Bei Licht besehen – vom Licht ist gleich anschliessend die Rede! – ist das unser grosses Glück. Denn alles, was danach über uns gesagt wird, hat hier seinen Ursprung. Im Geheimnis der Beziehung zwischen Gott und Jesus finden wir unseren Ursprung, unser Leben, unser Licht, unsere Würde. Deshalb wirbt das ganze Evangelium um das Vertrauen zu Jesus, das Wort im Anfang. Man kann dieses Wort nicht hoch genug schätzen.

«Im Anfang

war das

Wort,

und das Wort war bei Gott, und Gott

war

das

Wort.

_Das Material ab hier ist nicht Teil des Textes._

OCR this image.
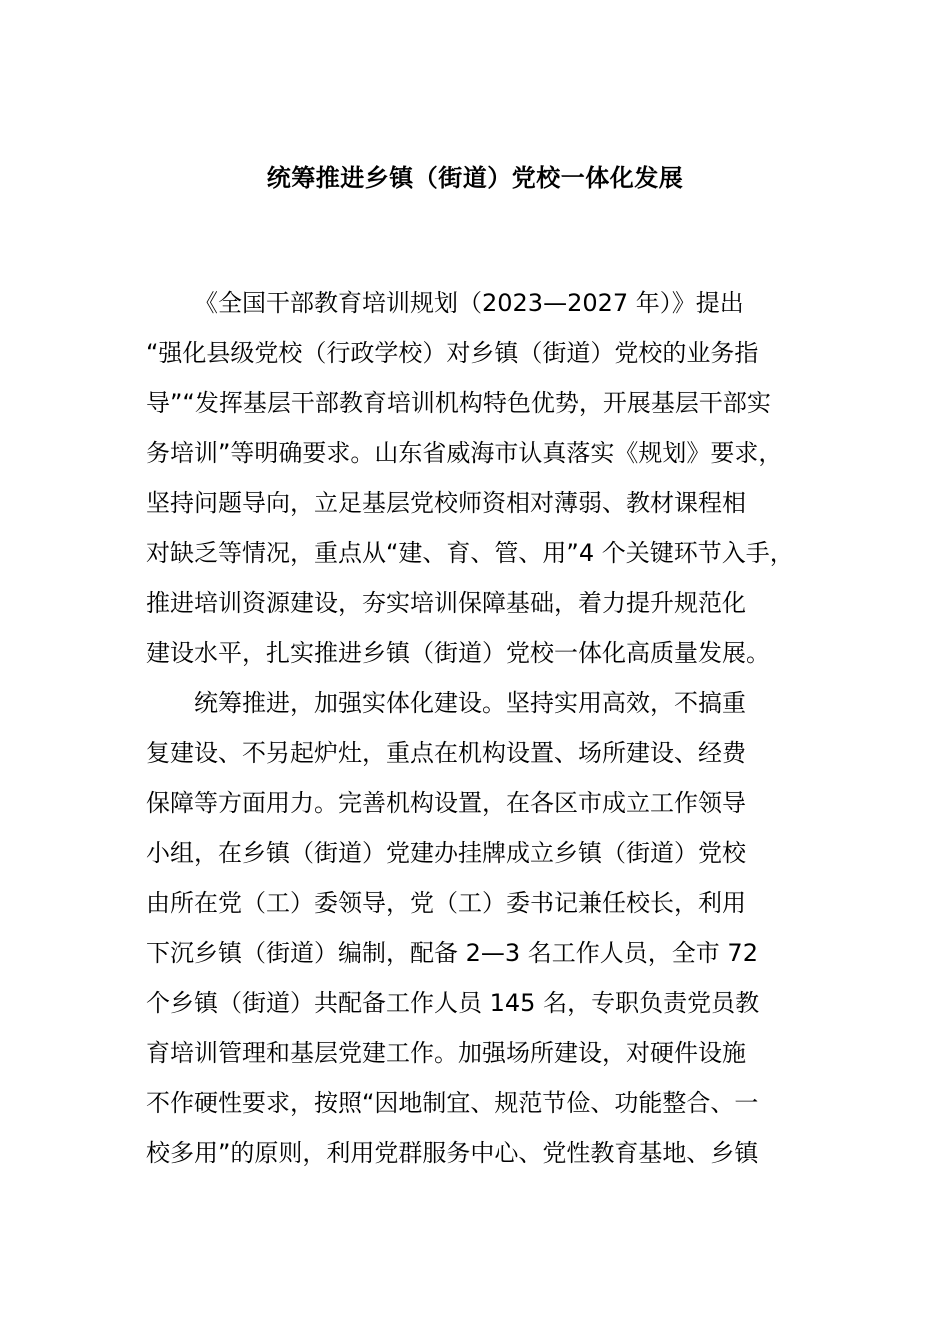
统筹推进乡镇（街道）党校一体化发展

《全国干部教育培训规划（2023—2027 年）》提出
“强化县级党校（行政学校）对乡镇（街道）党校的业务指
导”“发挥基层干部教育培训机构特色优势，开展基层干部实
务培训”等明确要求。山东省威海市认真落实《规划》要求，
坚持问题导向，立足基层党校师资相对薄弱、教材课程相
对缺乏等情况，重点从“建、育、管、用”4 个关键环节入手，
推进培训资源建设，夯实培训保障基础，着力提升规范化
建设水平，扎实推进乡镇（街道）党校一体化高质量发展。

统筹推进，加强实体化建设。坚持实用高效，不搞重
复建设、不另起炉灶，重点在机构设置、场所建设、经费
保障等方面用力。完善机构设置，在各区市成立工作领导
小组，在乡镇（街道）党建办挂牌成立乡镇（街道）党校
由所在党（工）委领导，党（工）委书记兼任校长，利用
下沉乡镇（街道）编制，配备 2—3 名工作人员，全市 72
个乡镇（街道）共配备工作人员 145 名，专职负责党员教
育培训管理和基层党建工作。加强场所建设，对硬件设施
不作硬性要求，按照“因地制宜、规范节俭、功能整合、一
校多用”的原则，利用党群服务中心、党性教育基地、乡镇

Dasselbe

war im Anfang

bei Gott.» Johannes 1, 1–2

© fotolia – HAKKI ARSLAN

Wer neutestamentliches Griechisch lernt, wird die Sätze aus Johannes 1, 1–2 bald übersetzen können. Alle Vokabeln gehören zum Grundwortschatz, die Satzkonstruktion könnte nicht einfacher sein. Andererseits: Mit diesen einfachen Worten wird das Tiefste ausgesagt, was überhaupt gesagt werden kann. Sie bleiben ihrem Sinn und Inhalt nach jedem Nachdenken voraus: uneinholbar.